Q: How can ads for things that I’ve only talked to others about magically show up on Facebook if they aren’t listening to my conversations?
A: Taken at face value with little understanding about how targeted digital advertising has evolved, it would be easy to draw the conclusion that the Big Tech companies are spying on us by listening to our conversations.
Advertising technology has gone from “if you’re interested in this item, you’re probably also interested in this item” to highly predictive targeting based on the huge amount of data points that they track every single second of the day.

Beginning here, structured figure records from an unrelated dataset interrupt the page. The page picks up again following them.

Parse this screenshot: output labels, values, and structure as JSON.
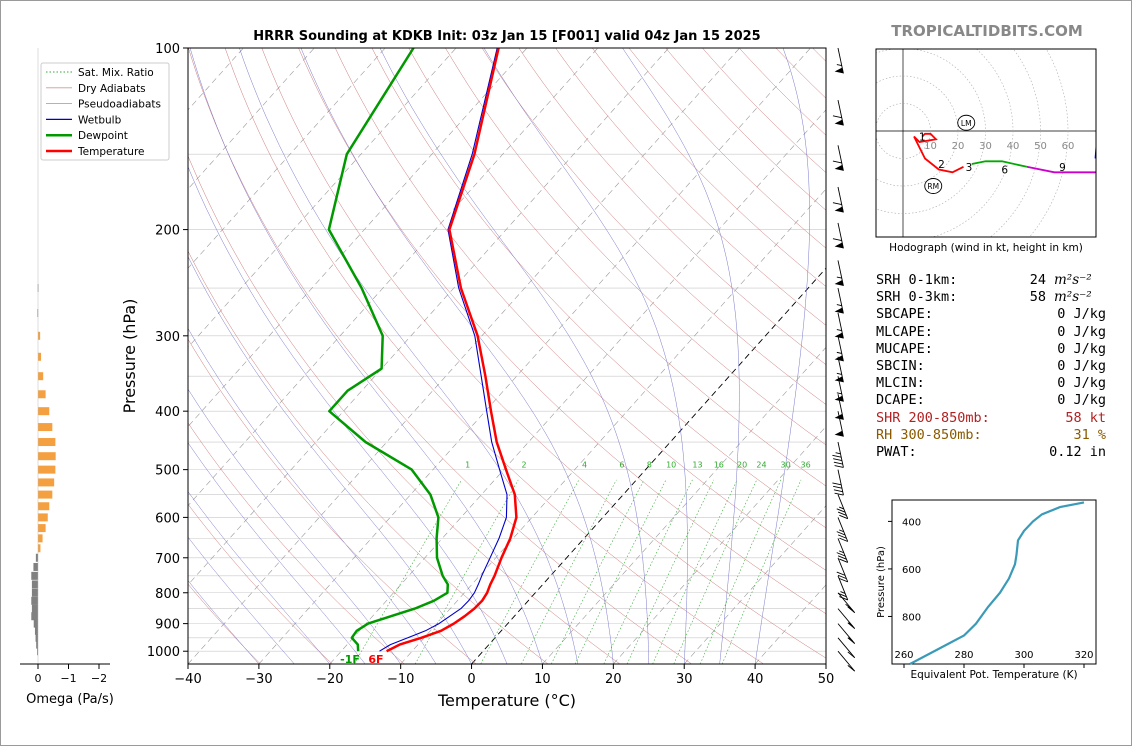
{
  "title": "HRRR Sounding at KDKB Init: 03z Jan 15 [F001] valid 04z Jan 15 2025",
  "watermark": "TROPICALTIDBITS.COM",
  "colors": {
    "temperature": "#ff0000",
    "dewpoint": "#009900",
    "wetbulb": "#0000cc",
    "dry_adiabat": "#cc6666",
    "moist_adiabat": "#7777cc",
    "mixing_ratio": "#33aa33",
    "isotherm": "#000000",
    "omega_pos": "#f5a040",
    "omega_neg": "#808080",
    "theta_e": "#3a9ab8",
    "shr": "#b22222",
    "rh": "#8b5a00"
  },
  "legend": [
    {
      "label": "Sat. Mix. Ratio",
      "style": "dotted",
      "color": "#33aa33"
    },
    {
      "label": "Dry Adiabats",
      "style": "solid-thin",
      "color": "#cc9999"
    },
    {
      "label": "Pseudoadiabats",
      "style": "solid-thin",
      "color": "#9999aa"
    },
    {
      "label": "Wetbulb",
      "style": "solid",
      "color": "#0000cc"
    },
    {
      "label": "Dewpoint",
      "style": "thick",
      "color": "#009900"
    },
    {
      "label": "Temperature",
      "style": "thick",
      "color": "#ff0000"
    }
  ],
  "chart_data": [
    {
      "type": "line",
      "name": "skewt",
      "ylabel": "Pressure (hPa)",
      "xlabel": "Temperature (°C)",
      "xlim": [
        -40,
        50
      ],
      "ylim": [
        1050,
        100
      ],
      "y_scale": "log",
      "x_ticks": [
        -40,
        -30,
        -20,
        -10,
        0,
        10,
        20,
        30,
        40,
        50
      ],
      "x_tick_labels": [
        "−40",
        "−30",
        "−20",
        "−10",
        "0",
        "10",
        "20",
        "30",
        "40",
        "50"
      ],
      "y_ticks": [
        100,
        200,
        300,
        400,
        500,
        600,
        700,
        800,
        900,
        1000
      ],
      "series": [
        {
          "name": "Temperature",
          "p": [
            1000,
            975,
            950,
            925,
            900,
            875,
            850,
            825,
            800,
            775,
            750,
            700,
            650,
            600,
            550,
            500,
            450,
            400,
            350,
            300,
            250,
            200,
            150,
            100
          ],
          "t": [
            -13.6,
            -12.6,
            -10.4,
            -8.5,
            -7.6,
            -7.0,
            -6.6,
            -6.5,
            -6.8,
            -7.4,
            -7.9,
            -9.2,
            -10.4,
            -12.2,
            -15.3,
            -19.7,
            -24.5,
            -29.2,
            -34.4,
            -40.6,
            -49.0,
            -58.0,
            -64.0,
            -74.0
          ]
        },
        {
          "name": "Dewpoint",
          "p": [
            1000,
            975,
            950,
            925,
            900,
            875,
            850,
            825,
            800,
            775,
            750,
            700,
            650,
            600,
            550,
            500,
            450,
            400,
            370,
            340,
            300,
            250,
            200,
            150,
            100
          ],
          "t": [
            -17.6,
            -18.5,
            -20.2,
            -20.4,
            -19.7,
            -17.4,
            -15.0,
            -13.3,
            -12.4,
            -13.4,
            -15.2,
            -18.3,
            -20.8,
            -23.2,
            -27.2,
            -33.0,
            -43.0,
            -52.0,
            -52.0,
            -50.0,
            -54.0,
            -63.0,
            -75.0,
            -82.0,
            -86.0
          ]
        },
        {
          "name": "Wetbulb",
          "p": [
            1000,
            975,
            950,
            925,
            900,
            875,
            850,
            825,
            800,
            775,
            750,
            700,
            650,
            600,
            550,
            500,
            450,
            400,
            350,
            300,
            250,
            200,
            150,
            100
          ],
          "t": [
            -14.6,
            -13.9,
            -12.3,
            -10.7,
            -9.7,
            -9.1,
            -8.5,
            -8.4,
            -8.6,
            -9.1,
            -9.7,
            -10.8,
            -12.0,
            -13.6,
            -16.4,
            -20.6,
            -25.2,
            -29.8,
            -35.0,
            -41.0,
            -49.3,
            -58.2,
            -64.3,
            -74.2
          ]
        }
      ],
      "surface_labels": {
        "dewpoint": "-1F",
        "temperature": "6F"
      },
      "mixing_ratio_labels": [
        "1",
        "2",
        "4",
        "6",
        "8",
        "10",
        "13",
        "16",
        "20",
        "24",
        "30",
        "36"
      ]
    },
    {
      "type": "bar",
      "name": "omega",
      "xlabel": "Omega (Pa/s)",
      "x_ticks": [
        "0",
        "−1",
        "−2"
      ],
      "xlim": [
        0.3,
        -2.6
      ],
      "levels": [
        250,
        275,
        300,
        325,
        350,
        375,
        400,
        425,
        450,
        475,
        500,
        525,
        550,
        575,
        600,
        625,
        650,
        675,
        700,
        725,
        750,
        775,
        800,
        825,
        850,
        875,
        900,
        925,
        950,
        975,
        1000
      ],
      "values": [
        0.01,
        0.02,
        -0.07,
        -0.1,
        -0.17,
        -0.25,
        -0.37,
        -0.47,
        -0.57,
        -0.58,
        -0.57,
        -0.53,
        -0.47,
        -0.37,
        -0.32,
        -0.25,
        -0.15,
        -0.08,
        0.07,
        0.15,
        0.22,
        0.2,
        0.2,
        0.22,
        0.2,
        0.22,
        0.14,
        0.1,
        0.08,
        0.06,
        0.03
      ]
    },
    {
      "type": "line",
      "name": "hodograph",
      "xlabel": "Hodograph (wind in kt, height in km)",
      "rings": [
        "10",
        "20",
        "30",
        "40",
        "50",
        "60"
      ],
      "storm_motion_labels": [
        "LM",
        "RM"
      ],
      "height_labels": [
        "1",
        "2",
        "3",
        "6",
        "9"
      ],
      "segments": [
        {
          "range": "0-1 km",
          "color": "#ff0000",
          "u": [
            7,
            8,
            10,
            12,
            6,
            4
          ],
          "v": [
            -2,
            -1,
            -1,
            -3,
            -4,
            -2
          ]
        },
        {
          "range": "1-3 km",
          "color": "#ff0000",
          "u": [
            4,
            8,
            13,
            18,
            22
          ],
          "v": [
            -2,
            -10,
            -14,
            -15,
            -13
          ]
        },
        {
          "range": "3-6 km",
          "color": "#00aa00",
          "u": [
            25,
            30,
            36,
            45
          ],
          "v": [
            -12,
            -11,
            -11,
            -13
          ]
        },
        {
          "range": "6-9 km",
          "color": "#cc00cc",
          "u": [
            45,
            55,
            62,
            70,
            76
          ],
          "v": [
            -13,
            -15,
            -15,
            -15,
            -14
          ]
        },
        {
          "range": "9+ km",
          "color": "#0000ff",
          "u": [
            70,
            71,
            76,
            79,
            82
          ],
          "v": [
            -10,
            3,
            3,
            3,
            0
          ]
        }
      ]
    },
    {
      "type": "line",
      "name": "theta_e",
      "xlabel": "Equivalent Pot. Temperature (K)",
      "ylabel": "Pressure (hPa)",
      "xlim": [
        256,
        324
      ],
      "ylim": [
        1000,
        310
      ],
      "x_ticks": [
        260,
        280,
        300,
        320
      ],
      "y_ticks": [
        400,
        600,
        800
      ],
      "theta_e": [
        262,
        268,
        274,
        280,
        284,
        288,
        292,
        295,
        297,
        297.5,
        298,
        300,
        303,
        306,
        312,
        320
      ],
      "p": [
        1000,
        960,
        920,
        880,
        830,
        760,
        700,
        640,
        580,
        540,
        480,
        440,
        400,
        370,
        340,
        320
      ]
    }
  ],
  "stats": [
    {
      "label": "SRH 0-1km:",
      "value": "24",
      "unit": "m²s⁻²",
      "color": "#000000"
    },
    {
      "label": "SRH 0-3km:",
      "value": "58",
      "unit": "m²s⁻²",
      "color": "#000000"
    },
    {
      "label": "SBCAPE:",
      "value": "0 J/kg",
      "color": "#000000"
    },
    {
      "label": "MLCAPE:",
      "value": "0 J/kg",
      "color": "#000000"
    },
    {
      "label": "MUCAPE:",
      "value": "0 J/kg",
      "color": "#000000"
    },
    {
      "label": "SBCIN:",
      "value": "0 J/kg",
      "color": "#000000"
    },
    {
      "label": "MLCIN:",
      "value": "0 J/kg",
      "color": "#000000"
    },
    {
      "label": "DCAPE:",
      "value": "0 J/kg",
      "color": "#000000"
    },
    {
      "label": "SHR 200-850mb:",
      "value": "58 kt",
      "color": "#b22222"
    },
    {
      "label": "RH 300-850mb:",
      "value": "31 %",
      "color": "#8b5a00"
    },
    {
      "label": "PWAT:",
      "value": "0.12 in",
      "color": "#000000"
    }
  ],
  "wind_barbs": [
    {
      "p": 100,
      "kt": 55
    },
    {
      "p": 122,
      "kt": 60
    },
    {
      "p": 145,
      "kt": 60
    },
    {
      "p": 170,
      "kt": 60
    },
    {
      "p": 195,
      "kt": 60
    },
    {
      "p": 225,
      "kt": 55
    },
    {
      "p": 250,
      "kt": 55
    },
    {
      "p": 275,
      "kt": 55
    },
    {
      "p": 300,
      "kt": 55
    },
    {
      "p": 325,
      "kt": 55
    },
    {
      "p": 350,
      "kt": 55
    },
    {
      "p": 375,
      "kt": 50
    },
    {
      "p": 400,
      "kt": 50
    },
    {
      "p": 450,
      "kt": 45
    },
    {
      "p": 500,
      "kt": 40
    },
    {
      "p": 550,
      "kt": 35
    },
    {
      "p": 600,
      "kt": 35
    },
    {
      "p": 650,
      "kt": 35
    },
    {
      "p": 700,
      "kt": 30
    },
    {
      "p": 750,
      "kt": 25
    },
    {
      "p": 800,
      "kt": 20
    },
    {
      "p": 850,
      "kt": 15
    },
    {
      "p": 900,
      "kt": 15
    },
    {
      "p": 950,
      "kt": 10
    },
    {
      "p": 1000,
      "kt": 10
    }
  ]
}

It’s technically impractical
Facebook has roughly 2.85 billion active users a month, so in order to listen to everyone’s conversations 24/7 to deliver ads, it would require an enormous amount of processing power and storage that would be cost-prohibitive.
My back of the napkin estimate is that it would generate roughly 4 exabytes of audio data per day, which translates to 4 million terabytes per day that would all have to be processed rather quickly for this conspiracy to be true.
They would also have to figure out how to keep such a huge program under wraps since it would take a large number of programmers and hardware techs to make this all work with no one ever leaking anything about the project.
They don’t need to listen to your conversations
The sad fact is that Facebook has so many ways to predict which ads might resonate with you that are more efficient than figuring out how to listen to everyone’s conversations.
When an advertiser creates an ad campaign on Facebook, they start by listing out the age, gender, location, interests, etc. of their target customer. This information is just the beginning of how you become a target of a specific ad.
Let’s take the scenario where someone you recently met told you about a new product that they are using and how much they love it in a casual conversation.
That person has obviously made it known to the advertising world that they have an interest in the product because they searched for it and in this case, made a purchase of it.
The location-based tracking that’s ongoing knows that you and this person were in the same location together.
If you fit the demographics for the product, an ad will likely be delivered to you in the near future because they know that you were just in contact with someone that liked the product.
This is just a simple example of the AI used to predict ads, which is exponentially more sophisticated.
It’s been there all along
There’s another possibility that doesn’t require much imagination since we’re all bombarded with ads throughout the day.
The product was being advertised to you for a while, but because you’re exposed to an estimated 4,000 to 10,000 ads per day, you didn’t really ‘see’ the ad until it came up in a conversation.